There were a few tender moments — the sharp, poignant percussiveness of the piano against the warm, glowing playing of the strings in the slow, quiet second movement of the fifth concerto — but overall the renditions were straightforward and academic.

Gergiev, for his part, managed the orchestra the same way Volodin managed the piano. He is not one to dance around on the podium, wildly gesticulate with his arms and legs or make overtly emotional facial expressions.

Aside from occasionally bouncing on his toes and leaning forward, Gergiev stays comparatively still except for his hands.

Prokofiev’s first symphony, which, like many other composers’ initial offerings, is classical in nature, was an appetizer for the composer’s later symphonies. Gergiev gave a fast rendition of its light, energetic and harmonically consonant first movement, and a delicate reading of the elegant third movement.

Later the same night, when the first acidic brass notes of the sixth symphony sounded, it became instantly clear that the program had traversed 30 years of Prokofiev’s life.
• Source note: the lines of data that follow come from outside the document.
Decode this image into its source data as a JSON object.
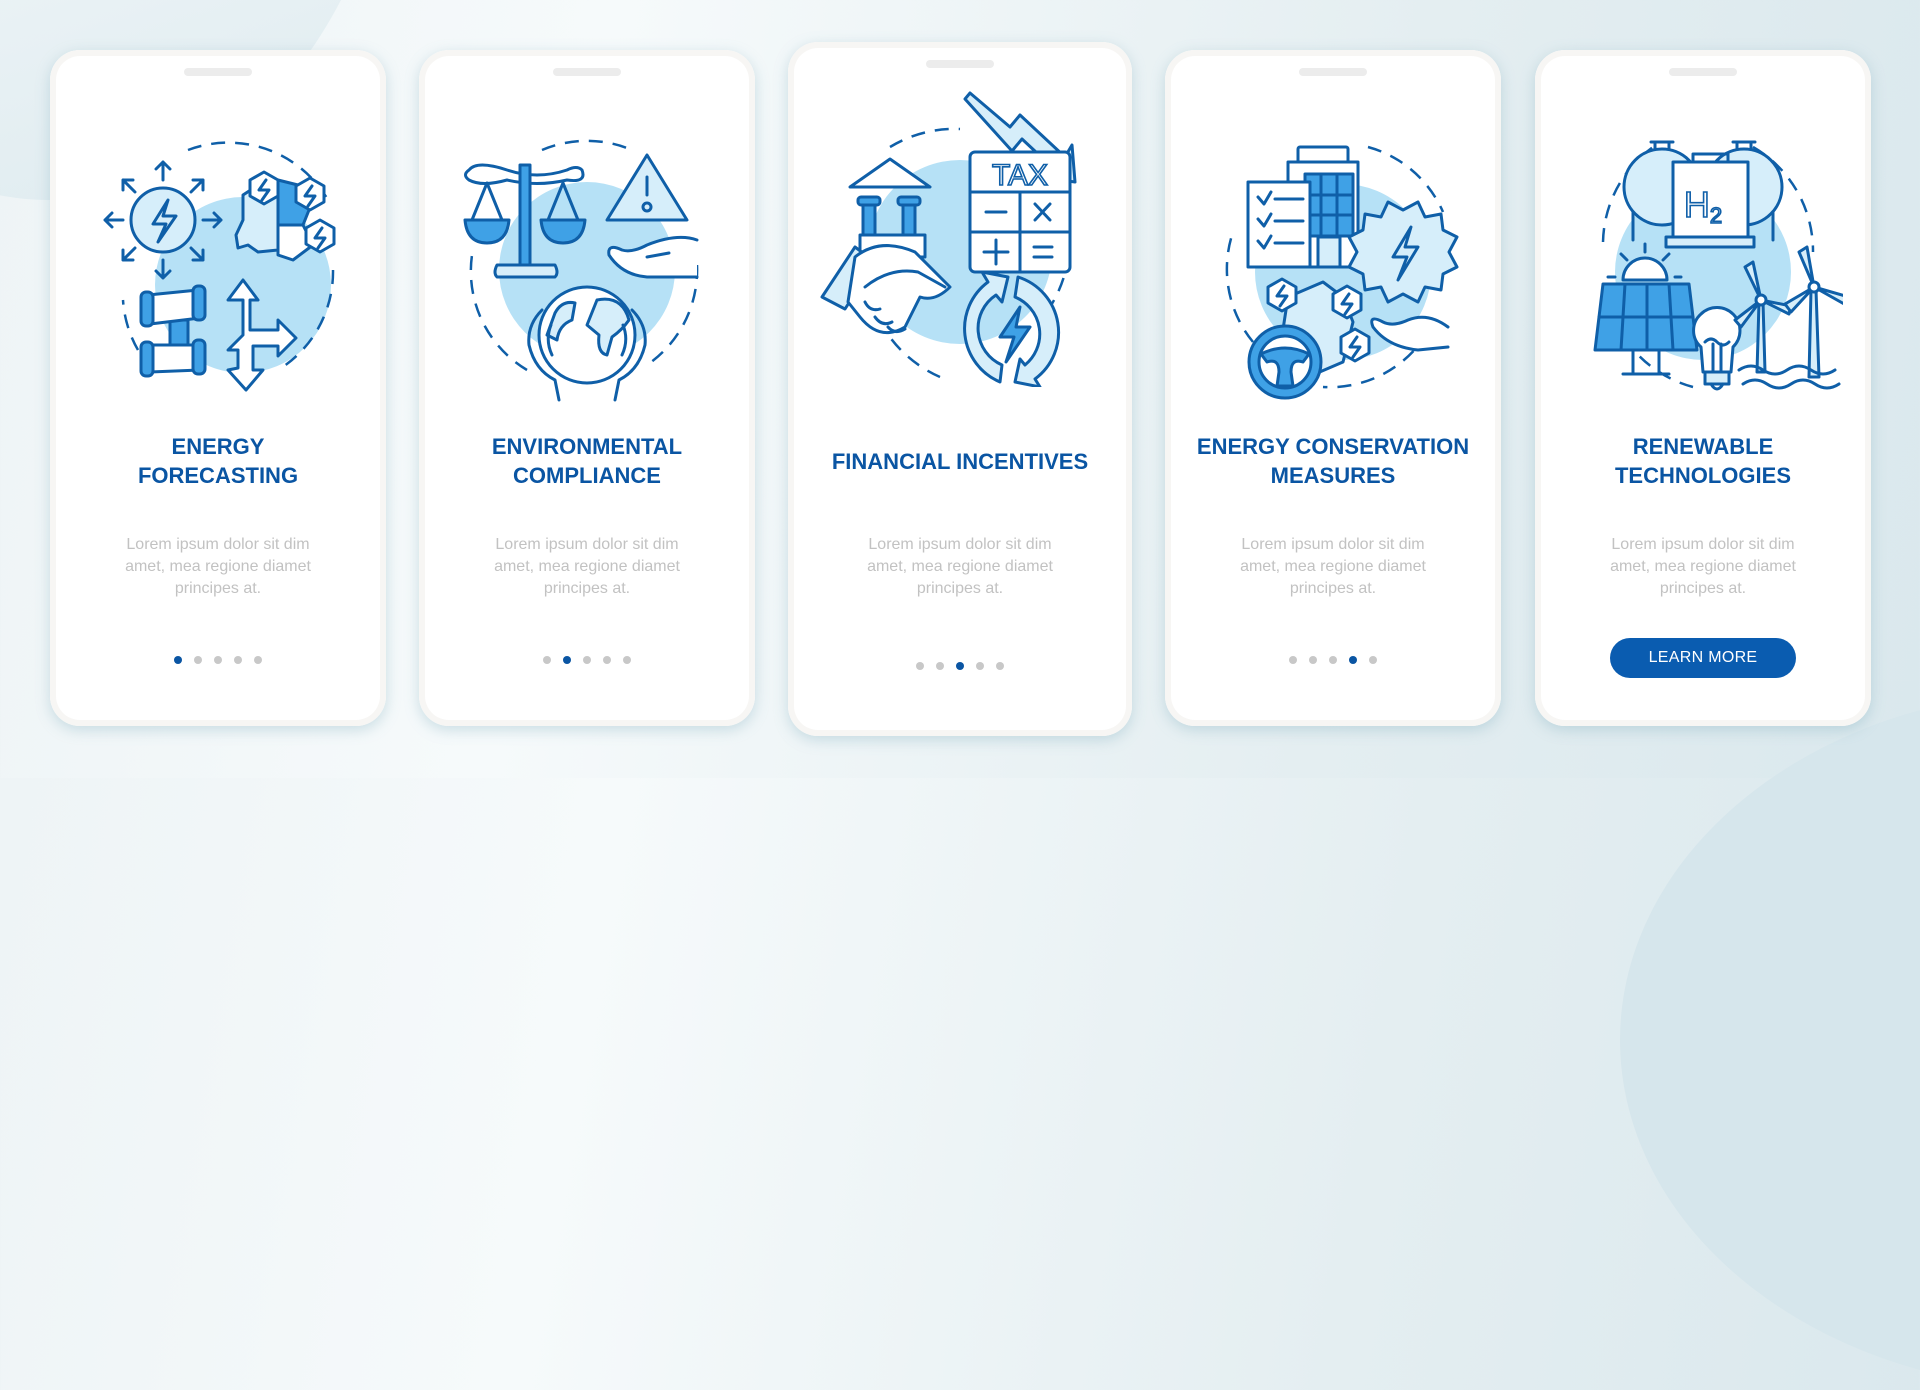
{
  "cards": [
    {
      "title_lines": [
        "ENERGY",
        "FORECASTING"
      ],
      "description_lines": [
        "Lorem ipsum dolor sit dim",
        "amet, mea regione diamet",
        "principes at."
      ],
      "illustration": "energy-forecasting-illustration",
      "active_page": 1,
      "total_pages": 5
    },
    {
      "title_lines": [
        "ENVIRONMENTAL",
        "COMPLIANCE"
      ],
      "description_lines": [
        "Lorem ipsum dolor sit dim",
        "amet, mea regione diamet",
        "principes at."
      ],
      "illustration": "environmental-compliance-illustration",
      "active_page": 2,
      "total_pages": 5
    },
    {
      "title_lines": [
        "FINANCIAL INCENTIVES"
      ],
      "description_lines": [
        "Lorem ipsum dolor sit dim",
        "amet, mea regione diamet",
        "principes at."
      ],
      "illustration": "financial-incentives-illustration",
      "tax_label": "TAX",
      "active_page": 3,
      "total_pages": 5
    },
    {
      "title_lines": [
        "ENERGY CONSERVATION",
        "MEASURES"
      ],
      "description_lines": [
        "Lorem ipsum dolor sit dim",
        "amet, mea regione diamet",
        "principes at."
      ],
      "illustration": "energy-conservation-illustration",
      "active_page": 4,
      "total_pages": 5
    },
    {
      "title_lines": [
        "RENEWABLE",
        "TECHNOLOGIES"
      ],
      "description_lines": [
        "Lorem ipsum dolor sit dim",
        "amet, mea regione diamet",
        "principes at."
      ],
      "illustration": "renewable-technologies-illustration",
      "h2_label": "H",
      "h2_sub": "2",
      "button_label": "LEARN MORE"
    }
  ],
  "colors": {
    "accent": "#0a55a3",
    "button": "#0a5cb0",
    "illustration_fill": "#3fa1e6",
    "illustration_bg": "#b6e1f6",
    "dot_inactive": "#c8c8c8",
    "description": "#c2c2c2"
  }
}
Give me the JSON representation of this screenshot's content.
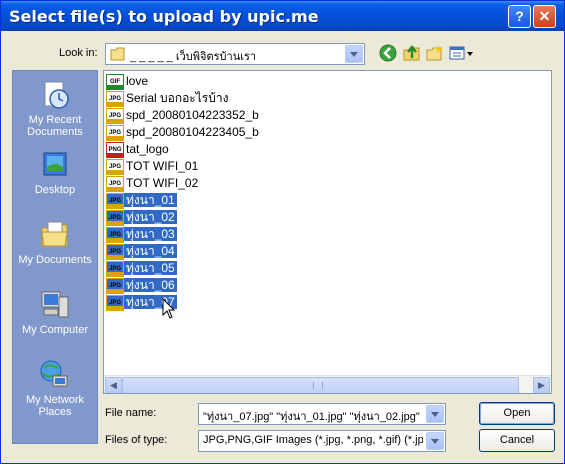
{
  "window": {
    "title": "Select file(s) to upload by upic.me",
    "help_label": "?",
    "close_label": "✕"
  },
  "lookin": {
    "label": "Look in:",
    "value": "_ _ _ _ _ เว็บพิจิตรบ้านเรา"
  },
  "toolbar": {
    "icons": [
      "back-icon",
      "up-folder-icon",
      "new-folder-icon",
      "views-menu-icon"
    ]
  },
  "places": [
    {
      "name": "My Recent Documents",
      "line1": "My Recent",
      "line2": "Documents",
      "icon": "recent-documents-icon"
    },
    {
      "name": "Desktop",
      "line1": "Desktop",
      "line2": "",
      "icon": "desktop-icon"
    },
    {
      "name": "My Documents",
      "line1": "My Documents",
      "line2": "",
      "icon": "my-documents-icon"
    },
    {
      "name": "My Computer",
      "line1": "My Computer",
      "line2": "",
      "icon": "my-computer-icon"
    },
    {
      "name": "My Network Places",
      "line1": "My Network",
      "line2": "Places",
      "icon": "network-places-icon"
    }
  ],
  "files": [
    {
      "name": "love",
      "type": "GIF",
      "selected": false
    },
    {
      "name": "Serial บอกอะไรบ้าง",
      "type": "JPG",
      "selected": false
    },
    {
      "name": "spd_20080104223352_b",
      "type": "JPG",
      "selected": false
    },
    {
      "name": "spd_20080104223405_b",
      "type": "JPG",
      "selected": false
    },
    {
      "name": "tat_logo",
      "type": "PNG",
      "selected": false
    },
    {
      "name": "TOT WIFI_01",
      "type": "JPG",
      "selected": false
    },
    {
      "name": "TOT WIFI_02",
      "type": "JPG",
      "selected": false
    },
    {
      "name": "ทุ่งนา_01",
      "type": "JPG",
      "selected": true
    },
    {
      "name": "ทุ่งนา_02",
      "type": "JPG",
      "selected": true
    },
    {
      "name": "ทุ่งนา_03",
      "type": "JPG",
      "selected": true
    },
    {
      "name": "ทุ่งนา_04",
      "type": "JPG",
      "selected": true
    },
    {
      "name": "ทุ่งนา_05",
      "type": "JPG",
      "selected": true
    },
    {
      "name": "ทุ่งนา_06",
      "type": "JPG",
      "selected": true
    },
    {
      "name": "ทุ่งนา_07",
      "type": "JPG",
      "selected": true
    }
  ],
  "filename": {
    "label": "File name:",
    "value": "\"ทุ่งนา_07.jpg\" \"ทุ่งนา_01.jpg\" \"ทุ่งนา_02.jpg\" \""
  },
  "filetype": {
    "label": "Files of type:",
    "value": "JPG,PNG,GIF Images (*.jpg, *.png, *.gif) (*.jpg;"
  },
  "buttons": {
    "open": "Open",
    "cancel": "Cancel"
  },
  "colors": {
    "title_bar": "#0450d8",
    "selection": "#316ac5",
    "places_bar": "#8098cc",
    "dialog_bg": "#ece9d8"
  }
}
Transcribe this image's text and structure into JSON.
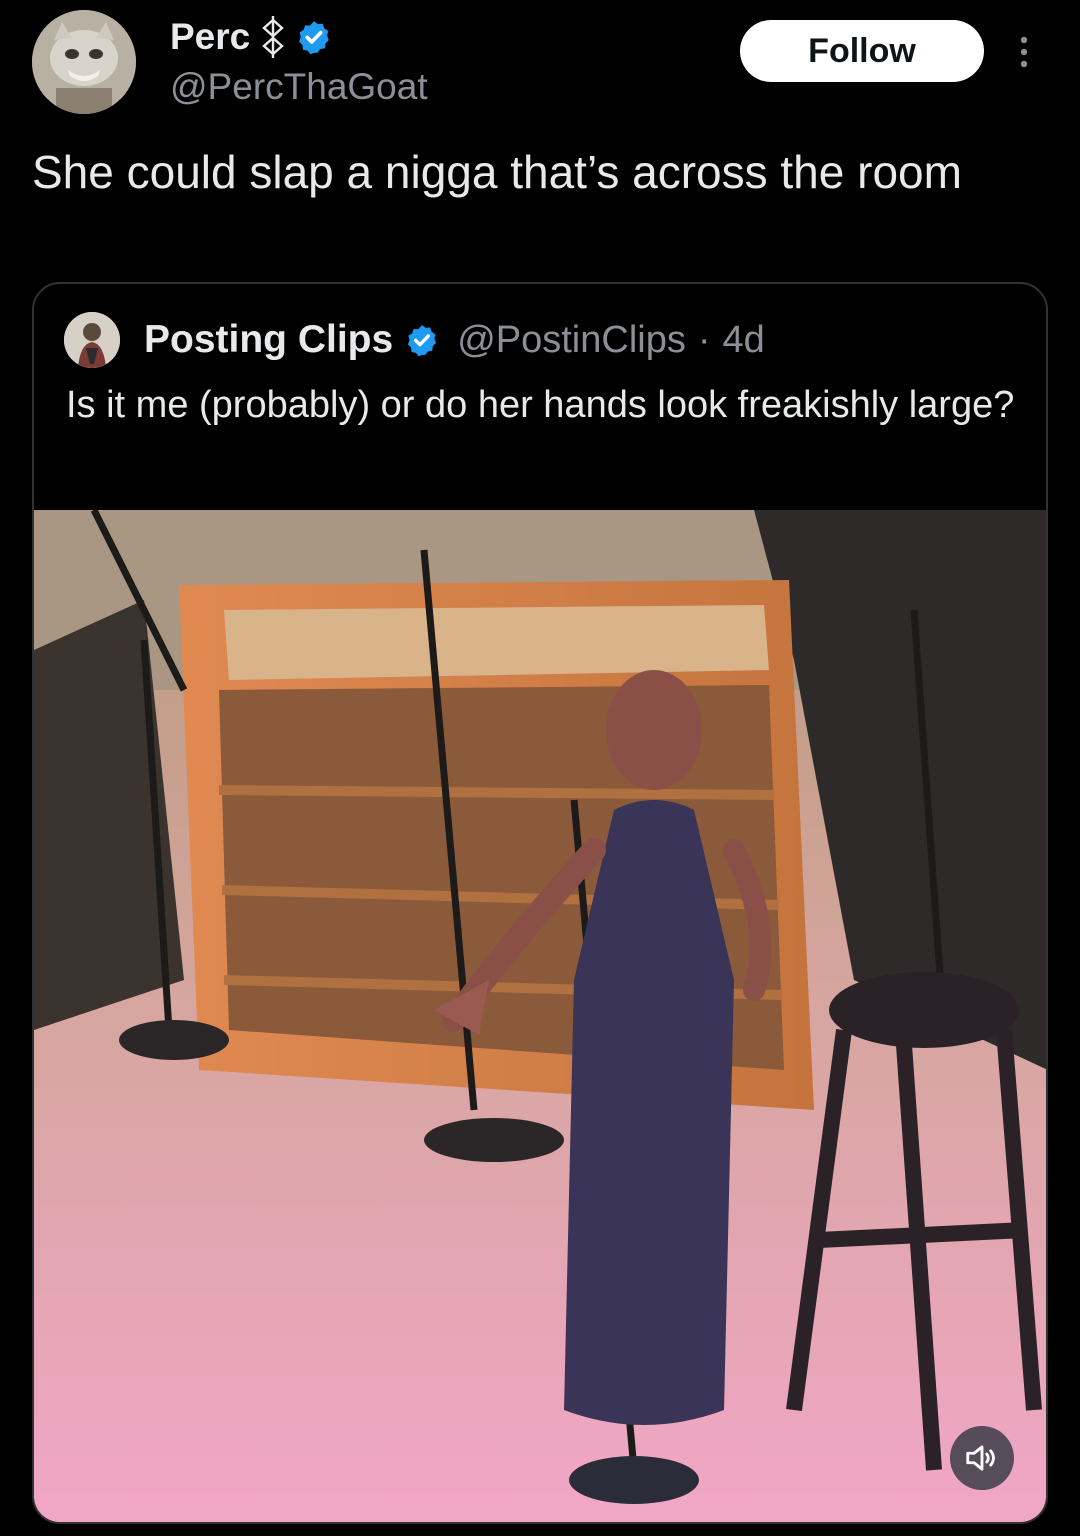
{
  "post": {
    "author": {
      "display_name": "Perc",
      "handle": "@PercThaGoat",
      "verified": true
    },
    "follow_label": "Follow",
    "text": "She could slap a nigga that’s across the room"
  },
  "quoted_post": {
    "author": {
      "display_name": "Posting Clips",
      "handle": "@PostinClips",
      "verified": true
    },
    "separator": "·",
    "time": "4d",
    "text": "Is it me (probably) or do her hands look freakishly large?",
    "media": {
      "type": "video",
      "volume_icon": "speaker-icon"
    }
  },
  "colors": {
    "background": "#000000",
    "text_primary": "#e7e9ea",
    "text_secondary": "#8b9097",
    "verified_blue": "#1d9bf0",
    "follow_bg": "#ffffff"
  }
}
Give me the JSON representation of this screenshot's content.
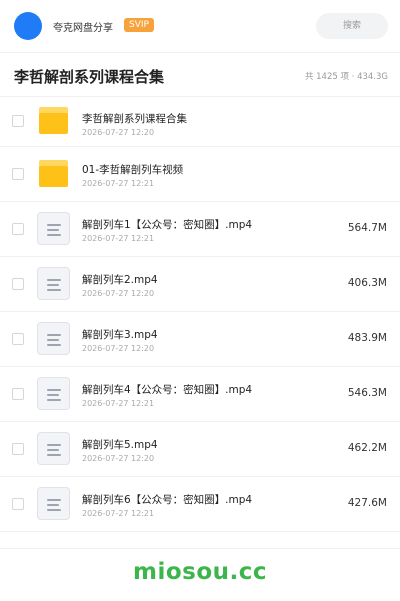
{
  "topbar": {
    "owner_name": "夸克网盘分享",
    "badge": "SVIP",
    "search_placeholder": "搜索",
    "avatar_color": "#1f7cf6"
  },
  "header": {
    "title": "李哲解剖系列课程合集",
    "summary": "共 1425 项 · 434.3G"
  },
  "items": [
    {
      "type": "folder",
      "icon": "folder-icon",
      "name": "李哲解剖系列课程合集",
      "date": "2026-07-27 12:20",
      "size": ""
    },
    {
      "type": "folder",
      "icon": "folder-icon",
      "name": "01-李哲解剖列车视频",
      "date": "2026-07-27 12:21",
      "size": ""
    },
    {
      "type": "file",
      "icon": "video-file-icon",
      "name": "解剖列车1【公众号：密知圈】.mp4",
      "date": "2026-07-27 12:21",
      "size": "564.7M"
    },
    {
      "type": "file",
      "icon": "video-file-icon",
      "name": "解剖列车2.mp4",
      "date": "2026-07-27 12:20",
      "size": "406.3M"
    },
    {
      "type": "file",
      "icon": "video-file-icon",
      "name": "解剖列车3.mp4",
      "date": "2026-07-27 12:20",
      "size": "483.9M"
    },
    {
      "type": "file",
      "icon": "video-file-icon",
      "name": "解剖列车4【公众号：密知圈】.mp4",
      "date": "2026-07-27 12:21",
      "size": "546.3M"
    },
    {
      "type": "file",
      "icon": "video-file-icon",
      "name": "解剖列车5.mp4",
      "date": "2026-07-27 12:20",
      "size": "462.2M"
    },
    {
      "type": "file",
      "icon": "video-file-icon",
      "name": "解剖列车6【公众号：密知圈】.mp4",
      "date": "2026-07-27 12:21",
      "size": "427.6M"
    }
  ],
  "footer": {
    "watermark": "miosou.cc",
    "watermark_color": "#3cb54a"
  }
}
Blasting dissonance — nowhere more evident than in a few trademark harrowing chords that seem to contain every note in the musical scale — pervades the fifth symphony, sixth symphony and “The Montagues and Capulets” from “Romeo and Juliet,” which was played as an encore after multiple standing ovations the first night.

The formidable percussion section of the London Symphony Orchestra — booming bass drums, rolling timpani and precise snares — made the listeners feel the militant sections in all pieces deep in their stomachs.

The commanding strings that, taken alone, can fill the entire hall with sound, joined the percussion and somewhat meeker brass sections to create volume levels capable of making some listeners uncomfortable — a laudable quality in pieces that the composer intended to be fraught with discomfort, and are widely considered indictments of Stalin’s oppressive and dysfunctional political regime.

Despite the fact that the two concerts, presented by the Philharmonic Society of Orange County, fell on weeknights, the hall was packed.